Congress held hearings on what the federal government could do to help make campuses safer. The FBI also launched an investigation, calling the bomb threats against HBCUs "racially or ethnically motivated violent extremism and hate crimes" and coming at a time when hate crimes and other acts of violence were on the rise. According to an FBI report, hate crimes against Black Americans rose by nearly 50% between 2019 and 2020.
The U.S. Department of Education announced that Project School Emergency Response to Violence, or SERV, would give the first grants to four HBCUs, including TSU, which were disrupted by threats.
"The bomb threats last year that targeted several historically Black colleges and universities traumatized their campus communities, disrupted learning, and drained resources by prompting costly campus lockdowns, class cancellations, and law enforcement activities," U.S. Secretary of Education Miguel Cardona said.
The grant will also be used to help students cope better.

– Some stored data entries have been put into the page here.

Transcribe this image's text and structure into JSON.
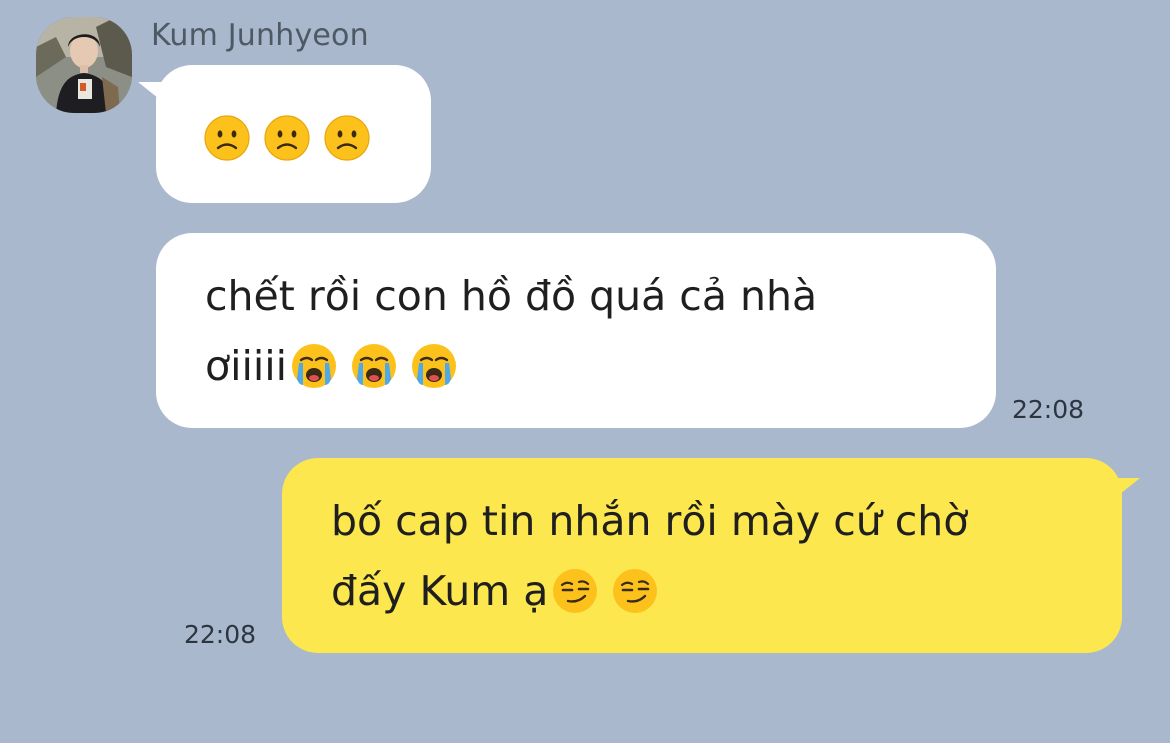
{
  "contact": {
    "name": "Kum Junhyeon",
    "avatar_icon": "profile-photo"
  },
  "messages": [
    {
      "direction": "incoming",
      "lines": [
        ""
      ],
      "emojis": [
        "slightly-frowning-face",
        "slightly-frowning-face",
        "slightly-frowning-face"
      ]
    },
    {
      "direction": "incoming",
      "line1": "chết rồi con hồ đồ quá cả nhà",
      "line2": "ơiiiii",
      "emojis": [
        "loudly-crying-face",
        "loudly-crying-face",
        "loudly-crying-face"
      ],
      "time": "22:08"
    },
    {
      "direction": "outgoing",
      "line1": "bố cap tin nhắn rồi mày cứ chờ",
      "line2": "đấy Kum ạ",
      "emojis": [
        "smirking-face",
        "smirking-face"
      ],
      "time": "22:08"
    }
  ],
  "colors": {
    "background": "#a9b8cc",
    "incoming_bubble": "#ffffff",
    "outgoing_bubble": "#fde74e"
  }
}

"Our students will be able to receive mental health counseling, either via telehealth or in person, for up to six visits," Dr. Michell Penn-Marshall, the head of research and development at TSU, said. "They can receive services via their cell phone, so it can be in a very safe space. Maybe you don't want anyone to know that you're receiving this help. So, it's extremely important to their success to do everything that we can do academically, socially, in the mental health space."